The same is quoted in Yājñavalkya smṛti too. The Vyavahārādhyāya of the same smṛti gives more details about writing.
यः कश्चिदर्थो निष्णातो स्वरुच्या तु परस्परम्।
विलेख्यं त्ववश्यं कार्यं तस्मिन् धनिकपूर्वकम्।।
yaḥ kaścidartho niṣṇāto svarucyā tu parasparam|
vilekhyaṁ tvavaśyaṁ kāryaṁ tasmin dhanikapūrvakam||
Between the two, the borrower and the taker of the debt, a written document should be written before a rich man.
The smṛti also gives the reference of writing in cloth and copper plate.
पटे वा ताम्रपटे वा स्वमुद्रोपचिह्नितम्।
paṭe vā tāmrapaṭe vā svamudropacihnitam|
The Lekhya prakaraṇa gives so many references regarding the written documents.
Kātyāyana smṛti also gives an important note on writing on a leave.
पाण्डुलेखेन फलके ततः पत्रं विशोधयेत्।
pāṇḍulekhena phalake tataḥ patraṁ viśodhayet|
The matter should be written on a board with a chalk piece and after correction the same can be copied in the “Patra”.

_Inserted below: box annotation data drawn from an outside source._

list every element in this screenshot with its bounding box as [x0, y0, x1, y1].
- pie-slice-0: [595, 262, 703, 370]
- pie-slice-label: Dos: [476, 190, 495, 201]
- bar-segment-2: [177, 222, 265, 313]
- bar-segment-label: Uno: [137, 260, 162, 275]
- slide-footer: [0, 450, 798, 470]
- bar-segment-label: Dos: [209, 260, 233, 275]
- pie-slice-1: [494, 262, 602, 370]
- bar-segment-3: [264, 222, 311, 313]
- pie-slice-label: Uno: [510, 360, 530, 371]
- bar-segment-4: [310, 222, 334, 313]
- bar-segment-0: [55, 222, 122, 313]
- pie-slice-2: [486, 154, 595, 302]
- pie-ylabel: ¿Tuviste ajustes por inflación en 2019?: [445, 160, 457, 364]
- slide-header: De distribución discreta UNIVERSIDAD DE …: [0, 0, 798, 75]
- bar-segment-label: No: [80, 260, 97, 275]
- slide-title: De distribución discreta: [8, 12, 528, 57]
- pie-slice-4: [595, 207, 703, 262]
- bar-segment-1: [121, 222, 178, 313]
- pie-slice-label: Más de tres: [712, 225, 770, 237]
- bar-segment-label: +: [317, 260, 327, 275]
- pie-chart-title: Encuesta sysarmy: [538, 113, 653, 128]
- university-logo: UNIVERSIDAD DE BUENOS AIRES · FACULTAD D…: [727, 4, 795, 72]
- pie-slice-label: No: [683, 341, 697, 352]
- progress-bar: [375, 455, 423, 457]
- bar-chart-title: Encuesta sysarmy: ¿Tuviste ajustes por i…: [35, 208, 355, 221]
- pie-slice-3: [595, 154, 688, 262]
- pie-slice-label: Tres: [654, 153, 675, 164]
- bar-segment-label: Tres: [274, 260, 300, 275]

Some scholars opined that, the word “Patra” refers to paper since it was rare during the ancient times and hence it was used after making correction. This is often quoted by so many scholars to claim that paper was in India even before it was introduced by mugals. Vyāsasmṛti too have the same type of reference.
पाण्डुलेखेन फलके भूमौ वा प्रथमं लिखेत्।
न्यूनाधिकं तु संशोध्य पश्चात्पत्रे निवेशयेत्।।
pāṇḍulekhena phalake bhūmau vā prathamaṁ likhet|
nyūnādhikaṁ tu saṁśodhya paścātpatre niveśayet||
Thus Dharmaśāstras give so many references on writing in ancient India.